Lowell: When you get into the right relationship with that person, everyone else rallies around that person and why they’re working with you as an artist. The square peg, round hole thing happens at labels all the time. With us, they kind of really just got it, and it continues to blow our minds.
CT: I want to look at “Loveless” and dig into a few lines in that track. First, there’s “What I was isn’t what I want now.”
Lowell: People love that line, and it’s just a reflection line. I think it’s because it’s a little bit emo. When I wrote that line, it was, you can always look into your rearview mirror, but you’ve got to move forward. My past isn’t who I am now.
CT: How about “No relief in silhouettes”?
Lowell: It’s a little bit vague, but there’s an untouchable quality of the whole song and I think that lyric, in particular, was how you can’t chase stuff that you don’t know about, you just have to go for it. The main purpose of the whole song and the chorus is an uplift, and it’s a bit like you don’t know where you’re going. It feels like that in the music too.
CT: In effect, Matt, you are the main songwriter, but it certainly seems like you all have established a collaborative environment. How does the songwriting process work out between the three of you?
Lowell: It’s a weird one really because it’s not like we get into a garage and f****** jam for a couple hours. I think we do that when we are stuck on a moment of a song, but a lot of times I will come with a song, and it’s like I don’t know, there’s no guitar parts here, just some chords and some melodies. Then Sam will write something and Crisanta will write a bass line. And sometimes that stuff is done alone. It’s kind of all over the map, but I don’t want to keep systems of how we make albums.
CT: What were some of the weirder techniques and items used during the recording of the album?
Baker: Sam was on the concrete floor with metal brushes. [We used] change (money).
Lowell: Watching Chris doing tape loops, because he likes to write tape loop parts. I don’t know how he does it.
CT: What — and when — can we expect to hear on the full album? Will it keep in line with the lush, melancholic sound of “Loveless” or throw out some curveballs?

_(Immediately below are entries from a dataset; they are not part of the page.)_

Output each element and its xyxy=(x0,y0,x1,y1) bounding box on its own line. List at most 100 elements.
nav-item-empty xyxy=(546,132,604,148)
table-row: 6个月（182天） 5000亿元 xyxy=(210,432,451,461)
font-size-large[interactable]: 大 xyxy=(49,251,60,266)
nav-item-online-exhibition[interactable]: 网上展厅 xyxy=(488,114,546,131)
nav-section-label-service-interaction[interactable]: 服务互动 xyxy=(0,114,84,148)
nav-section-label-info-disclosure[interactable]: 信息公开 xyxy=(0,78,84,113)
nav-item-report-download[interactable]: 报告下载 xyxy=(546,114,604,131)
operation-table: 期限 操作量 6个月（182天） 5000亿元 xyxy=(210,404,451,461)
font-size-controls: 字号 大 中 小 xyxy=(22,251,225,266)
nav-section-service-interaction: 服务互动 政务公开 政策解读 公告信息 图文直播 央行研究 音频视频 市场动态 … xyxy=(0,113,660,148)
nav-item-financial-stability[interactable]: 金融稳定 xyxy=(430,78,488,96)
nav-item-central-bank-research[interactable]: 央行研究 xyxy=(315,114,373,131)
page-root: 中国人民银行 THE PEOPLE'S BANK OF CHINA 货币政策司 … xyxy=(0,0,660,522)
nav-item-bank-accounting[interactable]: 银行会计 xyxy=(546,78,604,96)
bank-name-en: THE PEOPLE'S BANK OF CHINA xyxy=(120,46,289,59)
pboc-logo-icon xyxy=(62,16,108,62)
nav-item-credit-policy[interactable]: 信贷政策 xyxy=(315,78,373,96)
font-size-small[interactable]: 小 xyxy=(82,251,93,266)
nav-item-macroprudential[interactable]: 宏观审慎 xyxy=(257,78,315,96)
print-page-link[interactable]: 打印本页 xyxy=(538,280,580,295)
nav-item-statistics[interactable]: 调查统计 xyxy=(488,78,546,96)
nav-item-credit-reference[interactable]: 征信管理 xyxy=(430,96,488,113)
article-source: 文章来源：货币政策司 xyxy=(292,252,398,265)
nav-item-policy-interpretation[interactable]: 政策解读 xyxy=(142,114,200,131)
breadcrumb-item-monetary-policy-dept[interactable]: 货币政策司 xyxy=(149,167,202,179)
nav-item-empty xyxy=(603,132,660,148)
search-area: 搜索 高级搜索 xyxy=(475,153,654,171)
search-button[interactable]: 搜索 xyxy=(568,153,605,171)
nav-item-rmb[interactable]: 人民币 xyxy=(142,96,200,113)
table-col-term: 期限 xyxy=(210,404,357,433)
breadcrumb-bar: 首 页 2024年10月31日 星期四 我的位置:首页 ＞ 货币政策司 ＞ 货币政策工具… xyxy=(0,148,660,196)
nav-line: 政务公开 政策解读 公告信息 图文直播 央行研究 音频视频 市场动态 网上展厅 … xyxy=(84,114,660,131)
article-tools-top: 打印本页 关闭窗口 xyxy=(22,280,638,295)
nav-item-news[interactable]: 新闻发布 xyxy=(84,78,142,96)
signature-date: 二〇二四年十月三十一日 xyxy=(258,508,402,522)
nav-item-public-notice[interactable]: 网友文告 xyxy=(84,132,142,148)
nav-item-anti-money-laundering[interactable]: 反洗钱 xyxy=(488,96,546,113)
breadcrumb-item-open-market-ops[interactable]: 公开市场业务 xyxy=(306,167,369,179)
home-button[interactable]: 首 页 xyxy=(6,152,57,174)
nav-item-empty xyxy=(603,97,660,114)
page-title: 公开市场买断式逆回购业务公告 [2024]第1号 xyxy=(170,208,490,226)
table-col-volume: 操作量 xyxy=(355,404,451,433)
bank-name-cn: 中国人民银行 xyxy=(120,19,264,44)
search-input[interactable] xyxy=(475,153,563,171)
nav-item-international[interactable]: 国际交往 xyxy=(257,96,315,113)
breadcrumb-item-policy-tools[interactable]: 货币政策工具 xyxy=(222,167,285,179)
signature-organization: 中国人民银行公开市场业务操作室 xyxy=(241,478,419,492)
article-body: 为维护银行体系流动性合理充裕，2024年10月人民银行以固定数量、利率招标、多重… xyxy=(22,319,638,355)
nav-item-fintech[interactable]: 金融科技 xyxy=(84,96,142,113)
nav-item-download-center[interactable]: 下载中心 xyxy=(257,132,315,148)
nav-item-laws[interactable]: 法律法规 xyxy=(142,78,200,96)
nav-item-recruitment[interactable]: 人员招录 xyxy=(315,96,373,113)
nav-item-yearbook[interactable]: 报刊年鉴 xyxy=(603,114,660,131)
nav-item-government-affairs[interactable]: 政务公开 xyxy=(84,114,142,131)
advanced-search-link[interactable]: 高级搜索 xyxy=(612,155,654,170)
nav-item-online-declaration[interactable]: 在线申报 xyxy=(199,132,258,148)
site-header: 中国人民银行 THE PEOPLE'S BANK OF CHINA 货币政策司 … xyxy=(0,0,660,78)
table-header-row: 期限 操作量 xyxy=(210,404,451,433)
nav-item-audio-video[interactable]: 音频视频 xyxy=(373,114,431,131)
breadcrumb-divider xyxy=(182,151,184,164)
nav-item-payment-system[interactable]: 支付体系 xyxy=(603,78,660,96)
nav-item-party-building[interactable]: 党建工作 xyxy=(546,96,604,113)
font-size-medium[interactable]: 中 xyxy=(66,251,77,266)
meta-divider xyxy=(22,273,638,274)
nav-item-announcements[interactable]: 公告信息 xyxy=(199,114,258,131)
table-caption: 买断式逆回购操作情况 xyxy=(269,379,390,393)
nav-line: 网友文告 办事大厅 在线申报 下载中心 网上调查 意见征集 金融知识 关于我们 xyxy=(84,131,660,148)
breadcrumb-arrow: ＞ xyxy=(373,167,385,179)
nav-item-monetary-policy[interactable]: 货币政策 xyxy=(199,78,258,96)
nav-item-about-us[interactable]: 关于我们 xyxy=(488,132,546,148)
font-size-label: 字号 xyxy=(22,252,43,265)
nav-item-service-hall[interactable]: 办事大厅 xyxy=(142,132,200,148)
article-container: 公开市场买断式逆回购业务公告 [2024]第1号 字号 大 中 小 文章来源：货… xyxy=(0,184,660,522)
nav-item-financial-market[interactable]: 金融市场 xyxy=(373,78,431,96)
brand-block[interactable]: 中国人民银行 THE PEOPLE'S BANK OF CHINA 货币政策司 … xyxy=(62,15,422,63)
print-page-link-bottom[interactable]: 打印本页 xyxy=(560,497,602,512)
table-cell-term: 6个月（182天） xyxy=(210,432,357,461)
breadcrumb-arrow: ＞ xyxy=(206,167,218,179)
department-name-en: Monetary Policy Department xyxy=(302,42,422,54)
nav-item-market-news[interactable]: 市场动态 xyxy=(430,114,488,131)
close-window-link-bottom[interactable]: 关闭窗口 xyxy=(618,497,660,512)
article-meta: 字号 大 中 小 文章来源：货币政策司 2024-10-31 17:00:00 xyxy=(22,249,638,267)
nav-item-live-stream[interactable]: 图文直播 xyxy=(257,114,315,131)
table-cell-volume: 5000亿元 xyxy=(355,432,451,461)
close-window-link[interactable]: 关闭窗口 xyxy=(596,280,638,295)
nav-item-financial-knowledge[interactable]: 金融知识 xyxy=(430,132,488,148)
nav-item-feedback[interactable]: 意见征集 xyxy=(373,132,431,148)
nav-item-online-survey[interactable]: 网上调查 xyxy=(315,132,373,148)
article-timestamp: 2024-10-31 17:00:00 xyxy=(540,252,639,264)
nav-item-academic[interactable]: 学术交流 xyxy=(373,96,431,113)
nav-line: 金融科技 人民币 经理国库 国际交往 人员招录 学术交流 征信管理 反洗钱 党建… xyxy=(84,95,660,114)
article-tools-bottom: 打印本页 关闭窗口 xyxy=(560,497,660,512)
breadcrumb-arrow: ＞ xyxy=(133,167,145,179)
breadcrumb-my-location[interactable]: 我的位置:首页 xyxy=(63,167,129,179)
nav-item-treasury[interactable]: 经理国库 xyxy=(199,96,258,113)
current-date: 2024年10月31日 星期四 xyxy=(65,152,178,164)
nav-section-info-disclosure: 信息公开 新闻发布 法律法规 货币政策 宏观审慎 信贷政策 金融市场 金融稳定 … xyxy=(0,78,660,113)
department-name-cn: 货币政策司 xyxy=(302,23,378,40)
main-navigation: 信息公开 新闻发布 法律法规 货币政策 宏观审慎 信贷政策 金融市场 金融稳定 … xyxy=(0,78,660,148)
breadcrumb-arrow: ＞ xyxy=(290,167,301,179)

Lowell: When, I don’t know. Maybe in the fall, I hope. Coming to the shows has been really interesting. People have been coming up to us after and saying, “I thought you were going to be that, but you weren’t that at all.” That’s cool. We’re really into that. It’s a story, the record, and it reads like that and feels like that, I hope. I think “Loveless” was the template, but I think people are going to be bit shocked by some songs.